Prognosis of muscular dystrophy with extrinsic and intrinsic descriptors through ensemble learning

Muscular dystrophy is a neuromuscular disorder that impairs the functioning of the locomotive muscles. Large deletion and duplication mutations in the gene sequences pave the way for these muscular dystrophies. Any heritable change can be used as input in computational studies such as pattern and classification models. Mutated gene sequences are generated by adopting the positional cloning approach on the reference cDNA sequence with mutational information from the Human Gene Mutational Database (HGMD). The extrinsic and intrinsic descriptors of the mutated gene sequence are indispensable to identifying the disease. This work describes a computational approach of building a disease classification model by extracting the exonic and intronic descriptors from the mutated gene sequences through a combined learning technique. An ensemble hybrid model is developed through LibD3C classifier.
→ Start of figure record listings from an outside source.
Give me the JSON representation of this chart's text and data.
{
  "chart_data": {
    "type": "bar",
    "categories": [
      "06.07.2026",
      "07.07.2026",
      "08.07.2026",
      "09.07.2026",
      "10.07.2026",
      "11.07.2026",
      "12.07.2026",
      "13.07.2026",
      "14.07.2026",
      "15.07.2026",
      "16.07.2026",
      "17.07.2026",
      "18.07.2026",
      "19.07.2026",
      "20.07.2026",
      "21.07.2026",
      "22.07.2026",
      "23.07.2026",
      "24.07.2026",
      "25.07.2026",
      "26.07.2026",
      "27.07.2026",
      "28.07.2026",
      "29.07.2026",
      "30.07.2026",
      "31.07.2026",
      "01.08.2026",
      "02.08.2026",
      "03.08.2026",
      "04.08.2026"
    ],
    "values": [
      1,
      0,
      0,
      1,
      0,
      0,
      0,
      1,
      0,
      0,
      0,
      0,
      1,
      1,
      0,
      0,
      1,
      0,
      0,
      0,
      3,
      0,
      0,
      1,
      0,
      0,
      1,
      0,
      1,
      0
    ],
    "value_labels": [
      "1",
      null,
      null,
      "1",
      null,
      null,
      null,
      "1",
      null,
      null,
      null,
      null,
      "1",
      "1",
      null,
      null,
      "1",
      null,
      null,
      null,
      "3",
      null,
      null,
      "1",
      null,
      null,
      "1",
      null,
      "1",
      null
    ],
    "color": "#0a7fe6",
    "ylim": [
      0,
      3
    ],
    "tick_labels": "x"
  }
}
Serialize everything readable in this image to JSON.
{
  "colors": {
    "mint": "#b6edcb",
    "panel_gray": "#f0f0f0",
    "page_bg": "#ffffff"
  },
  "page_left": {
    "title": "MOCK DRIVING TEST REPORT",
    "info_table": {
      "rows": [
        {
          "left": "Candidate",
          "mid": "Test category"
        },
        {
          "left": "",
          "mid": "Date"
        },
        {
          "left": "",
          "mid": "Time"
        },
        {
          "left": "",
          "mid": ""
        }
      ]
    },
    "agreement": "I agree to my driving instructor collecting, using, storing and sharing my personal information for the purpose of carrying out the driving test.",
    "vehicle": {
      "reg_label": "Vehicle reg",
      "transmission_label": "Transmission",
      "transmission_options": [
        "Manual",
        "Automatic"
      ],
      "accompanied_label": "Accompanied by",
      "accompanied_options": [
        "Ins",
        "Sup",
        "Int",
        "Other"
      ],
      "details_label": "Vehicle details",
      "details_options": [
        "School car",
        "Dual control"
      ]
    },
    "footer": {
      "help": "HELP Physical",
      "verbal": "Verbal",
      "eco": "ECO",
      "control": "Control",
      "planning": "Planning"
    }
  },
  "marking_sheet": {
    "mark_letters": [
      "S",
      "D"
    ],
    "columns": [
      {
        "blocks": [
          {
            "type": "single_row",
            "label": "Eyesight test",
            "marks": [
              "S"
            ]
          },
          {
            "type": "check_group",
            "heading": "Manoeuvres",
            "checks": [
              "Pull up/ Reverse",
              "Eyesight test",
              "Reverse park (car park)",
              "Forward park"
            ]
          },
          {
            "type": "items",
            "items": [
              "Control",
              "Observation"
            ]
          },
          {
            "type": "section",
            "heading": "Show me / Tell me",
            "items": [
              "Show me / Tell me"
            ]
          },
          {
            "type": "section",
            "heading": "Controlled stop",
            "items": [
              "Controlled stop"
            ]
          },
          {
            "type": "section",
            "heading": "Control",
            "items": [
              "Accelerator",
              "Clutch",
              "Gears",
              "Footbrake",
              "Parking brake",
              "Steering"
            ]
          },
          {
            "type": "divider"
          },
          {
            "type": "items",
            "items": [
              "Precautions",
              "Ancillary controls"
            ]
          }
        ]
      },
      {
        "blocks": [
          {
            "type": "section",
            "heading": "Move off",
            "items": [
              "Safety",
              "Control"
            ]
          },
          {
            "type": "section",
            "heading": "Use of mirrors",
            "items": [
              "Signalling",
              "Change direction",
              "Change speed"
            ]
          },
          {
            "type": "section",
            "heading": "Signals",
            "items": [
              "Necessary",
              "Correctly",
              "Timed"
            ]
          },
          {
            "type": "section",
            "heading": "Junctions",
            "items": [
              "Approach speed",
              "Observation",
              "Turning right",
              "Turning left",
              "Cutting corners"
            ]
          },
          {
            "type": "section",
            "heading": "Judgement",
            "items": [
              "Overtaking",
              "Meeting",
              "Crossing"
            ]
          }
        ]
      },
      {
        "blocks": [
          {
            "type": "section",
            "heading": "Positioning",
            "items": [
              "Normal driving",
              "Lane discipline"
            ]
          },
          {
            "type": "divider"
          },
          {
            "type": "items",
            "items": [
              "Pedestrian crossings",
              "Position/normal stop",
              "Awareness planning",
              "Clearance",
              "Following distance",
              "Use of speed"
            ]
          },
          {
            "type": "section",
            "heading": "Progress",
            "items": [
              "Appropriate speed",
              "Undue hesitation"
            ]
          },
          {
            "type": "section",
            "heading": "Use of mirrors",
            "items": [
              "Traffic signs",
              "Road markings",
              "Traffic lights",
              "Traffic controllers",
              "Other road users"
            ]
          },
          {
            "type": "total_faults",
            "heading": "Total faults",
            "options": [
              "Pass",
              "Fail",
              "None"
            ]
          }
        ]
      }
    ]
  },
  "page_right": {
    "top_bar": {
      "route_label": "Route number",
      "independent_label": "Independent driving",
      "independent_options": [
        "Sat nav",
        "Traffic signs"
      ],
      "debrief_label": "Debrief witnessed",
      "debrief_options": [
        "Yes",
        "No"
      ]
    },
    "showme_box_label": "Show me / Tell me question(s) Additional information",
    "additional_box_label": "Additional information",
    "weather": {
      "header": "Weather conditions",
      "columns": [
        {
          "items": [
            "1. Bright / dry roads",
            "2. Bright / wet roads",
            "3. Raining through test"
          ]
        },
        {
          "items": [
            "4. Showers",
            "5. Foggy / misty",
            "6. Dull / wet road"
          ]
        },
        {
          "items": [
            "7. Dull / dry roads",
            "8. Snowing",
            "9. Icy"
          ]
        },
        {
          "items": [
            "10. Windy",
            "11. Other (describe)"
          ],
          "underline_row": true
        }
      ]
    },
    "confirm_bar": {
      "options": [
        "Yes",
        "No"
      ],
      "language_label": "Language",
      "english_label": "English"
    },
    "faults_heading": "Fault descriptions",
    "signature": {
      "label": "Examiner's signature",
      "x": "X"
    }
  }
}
The hybrid learned model gained an accuracy of 98.3% in diagnosing the neuromuscular disorder, based on deletion and insertion/duplication mutations. Furthermore, this paper analyzes the implementation of ensemble-learning classifiers based on features related to synonymous and nonsynonymous mutations, in order to detect muscular dystrophy performed with the same data set. Experiments showed high accuracy for the models built using LibD3C classifier, which proves that ensemble learning is effective for predicting disease. To the best of our knowledge, for the first time the models established here explore a scheme of disease prediction through pattern recognition from the sequence of nucleic acid molecule and associated mutations.